September 26, 2012 by aggiesez
At this point I’m both “solo” and “single” — but mostly solo. What the hell does that mean?…
NOTE: This is one of a series of posts where I define how I’m using some key relationship terms in this blog. Other people may use these terms in other ways, but I’m trying to be clear and consistent in this context.
I’m polyamorous, which means I prefer to be in intimate (romantic/sexual) relationships that are both nonexclusive and fully honest. That is, I prefer for my partners, and their partners, to all know about each other and consent to this arrangement of overlapping relationships. (Don’t-ask-don’t-tell arrangements don’t suit me.)
As it happens, at this particular time I don’t have any intimate partners — that is, I’m not dating or in any relationships right now. (Update: that changed not long after I originally published this post; now I do have some lovers) By the benchmark of mainstream monogamous society, this lack of current relationships would drop me into the “single” bucket. And I guess, for now, I can accept that label.
But for a period of three-plus years, which ended at the beginning of this summer, I was in a committed intimate relationship with a steady boyfriend. He was married and living with his spouse (they had an open relationship and both dated other people separately). I had my own apartment, and I usually saw my boyfriend once a week for an overnight date. Plus we’d often get together at other times during the week, and we were a regular daily loving presence in each others’ lives via chat, e-mail, texting, social media or phone.
It was a pretty serious, emotionally invested connection. We loved each other. He called himself my boyfriend. I called myself his girlfriend. While we were together I considered him my partner, and I didn’t consider myself “single” in the conventional sense.
However, while he was a significant partner of mine, he was never my primary life partner — nor did I ever want him to be. We were never on that “relationship escalator,” by mutual agreement.
The fact is: I am my own primary partner. I’m good at it, and I’m good with it.

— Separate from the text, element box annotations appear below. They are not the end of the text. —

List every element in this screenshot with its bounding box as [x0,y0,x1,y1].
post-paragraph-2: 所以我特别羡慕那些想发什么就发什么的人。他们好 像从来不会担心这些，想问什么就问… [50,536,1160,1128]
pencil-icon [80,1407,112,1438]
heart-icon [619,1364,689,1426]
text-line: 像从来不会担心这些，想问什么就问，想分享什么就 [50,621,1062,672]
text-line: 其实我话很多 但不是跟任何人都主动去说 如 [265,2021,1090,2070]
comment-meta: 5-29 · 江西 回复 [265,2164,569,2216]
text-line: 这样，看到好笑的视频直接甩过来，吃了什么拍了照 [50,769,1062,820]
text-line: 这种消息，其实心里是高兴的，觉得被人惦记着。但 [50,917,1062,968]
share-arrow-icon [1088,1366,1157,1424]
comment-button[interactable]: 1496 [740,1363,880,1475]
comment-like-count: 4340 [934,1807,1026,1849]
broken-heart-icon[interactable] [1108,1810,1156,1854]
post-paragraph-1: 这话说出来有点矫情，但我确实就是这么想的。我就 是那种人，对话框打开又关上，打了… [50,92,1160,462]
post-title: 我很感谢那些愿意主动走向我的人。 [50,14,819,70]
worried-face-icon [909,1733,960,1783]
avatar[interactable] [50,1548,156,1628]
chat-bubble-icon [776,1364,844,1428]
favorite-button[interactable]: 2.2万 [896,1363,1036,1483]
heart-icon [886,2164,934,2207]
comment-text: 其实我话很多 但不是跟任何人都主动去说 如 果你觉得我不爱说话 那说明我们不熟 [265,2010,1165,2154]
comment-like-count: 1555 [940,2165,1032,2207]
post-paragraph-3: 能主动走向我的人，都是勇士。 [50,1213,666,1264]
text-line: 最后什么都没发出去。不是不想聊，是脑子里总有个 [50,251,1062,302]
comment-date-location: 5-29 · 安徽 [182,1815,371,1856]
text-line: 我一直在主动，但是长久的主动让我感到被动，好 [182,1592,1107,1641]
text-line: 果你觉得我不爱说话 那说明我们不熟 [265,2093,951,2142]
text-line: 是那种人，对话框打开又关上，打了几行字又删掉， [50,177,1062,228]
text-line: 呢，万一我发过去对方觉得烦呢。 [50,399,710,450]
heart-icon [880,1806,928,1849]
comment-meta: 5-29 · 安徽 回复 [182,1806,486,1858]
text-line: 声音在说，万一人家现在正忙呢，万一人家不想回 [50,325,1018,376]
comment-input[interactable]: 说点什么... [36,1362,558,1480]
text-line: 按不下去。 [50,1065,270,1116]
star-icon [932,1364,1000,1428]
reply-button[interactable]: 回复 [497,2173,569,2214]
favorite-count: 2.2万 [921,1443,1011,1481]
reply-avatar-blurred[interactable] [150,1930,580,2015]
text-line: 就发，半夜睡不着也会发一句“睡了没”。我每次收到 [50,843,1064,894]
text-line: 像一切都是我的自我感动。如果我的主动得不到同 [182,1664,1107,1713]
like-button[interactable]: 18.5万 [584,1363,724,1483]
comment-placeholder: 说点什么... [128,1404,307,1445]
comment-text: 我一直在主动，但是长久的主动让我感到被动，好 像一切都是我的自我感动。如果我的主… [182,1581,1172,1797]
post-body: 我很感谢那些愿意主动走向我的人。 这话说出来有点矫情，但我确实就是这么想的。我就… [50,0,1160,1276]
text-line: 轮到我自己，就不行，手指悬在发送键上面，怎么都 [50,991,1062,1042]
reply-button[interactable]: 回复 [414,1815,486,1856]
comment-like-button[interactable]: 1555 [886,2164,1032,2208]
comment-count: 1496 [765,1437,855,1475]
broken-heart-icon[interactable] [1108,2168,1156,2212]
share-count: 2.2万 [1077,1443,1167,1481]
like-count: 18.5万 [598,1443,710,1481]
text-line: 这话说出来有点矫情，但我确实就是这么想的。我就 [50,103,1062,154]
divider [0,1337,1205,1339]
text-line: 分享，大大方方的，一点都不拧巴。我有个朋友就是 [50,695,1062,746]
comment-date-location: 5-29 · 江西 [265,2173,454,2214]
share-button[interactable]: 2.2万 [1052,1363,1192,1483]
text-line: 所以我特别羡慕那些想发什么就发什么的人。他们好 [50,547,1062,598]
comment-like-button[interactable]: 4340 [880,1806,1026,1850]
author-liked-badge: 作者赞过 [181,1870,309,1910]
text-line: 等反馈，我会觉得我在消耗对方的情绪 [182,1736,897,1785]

I don’t need or want a spouse to live with me and share my life in that “primary” sense. I already spent a large chunk of my adult life in a traditionally structured live-in relationship (which included a dozen years of legal marriage). While I don’t regret that experience, I’ve learned it’s not the best way for me to live my life or run my relationships. And it’s just not what I really want.
To me, the autonomy and independence associated with being my own primary partner is what makes me “solo.” So: even while I was still with my most recent boyfriend, I was also solo.
I’m solo because I’m a free agent. That is, I haven’t entwined my life so deeply with a partner that I’m not free to make all of my own decisions about the kinds of relationships I choose to embark upon. I don’t share finances or living space with a partner. I don’t have kids and I’m not co-parenting.
Of course, being solo (and a free agent) doesn’t mean I don’t take others into consideration where my relationships are concerned.
Were I dating someone, and it was progressing into a deeper emotional involvement and regular pattern of time spent together, and if I then became interested in dating someone new, I’d keep my existing partner informed and check in with him to make sure I was taking his needs and feelings into account in my decisions. We’d probably negotiate an accommodation, or I might decide not to pursue the new relationship, or we might part ways if we couldn’t agree and adapt.
The distinction is: all decisions about which relationships I engage in, and how I manage them, are my decisions. That’s pretty central to how I do relationships as a solo person.
I don’t need anyone’s permission or approval to engage in intimate relationships. I set my own standards and make my own rules. And I accept the consequences of my choices, good and bad. I’ve granted no one the right to curtail or veto my relationship choices — nor would I do that.
Fortunately, I have deliberately arranged my life so that exercising such autonomy doesn’t run the risk of uprooting me from my home, breaking up my family, or impacting my finances.
Again: Your mileage may vary in terms of what “solo” or “single” might mean to you. I’m speaking only for myself here.
…So people from mono-land probably look at me and see a “single” woman. I won’t correct them. But for me, “solo” more accurately describes my status; and that label applies whether or not I’m seeing anyone.
In contrast, my being “single” (in the sense of not having any current relationships) is a temporary and not terribly important circumstance — although admittedly it’s rather unfamiliar and not yet entirely comfortable territory to me. But my comfort zone is steadily expanding to include “single.” Being good at being single is a good life skill to have.
Like any descriptor of a human condition, “solo” has large gray areas around its edges.
For instance, if I had a housemate, I’d probably have less autonomy regarding which rooms in my dwelling I could have sex in, and when, and how loud we could be — as a matter of courtesy. And if I ended up as a caretaker for an aging or sick relative or friend, that substantial commitment would probably affect my decisions about whether and how to have intimate relationships.
And if the zombie apocalypse happens, I’d probably be too preoccupied with scavenging food and practicing headshots to put much effort into any intimate relationship. Especially if I have to double-tap my infected boyfriend.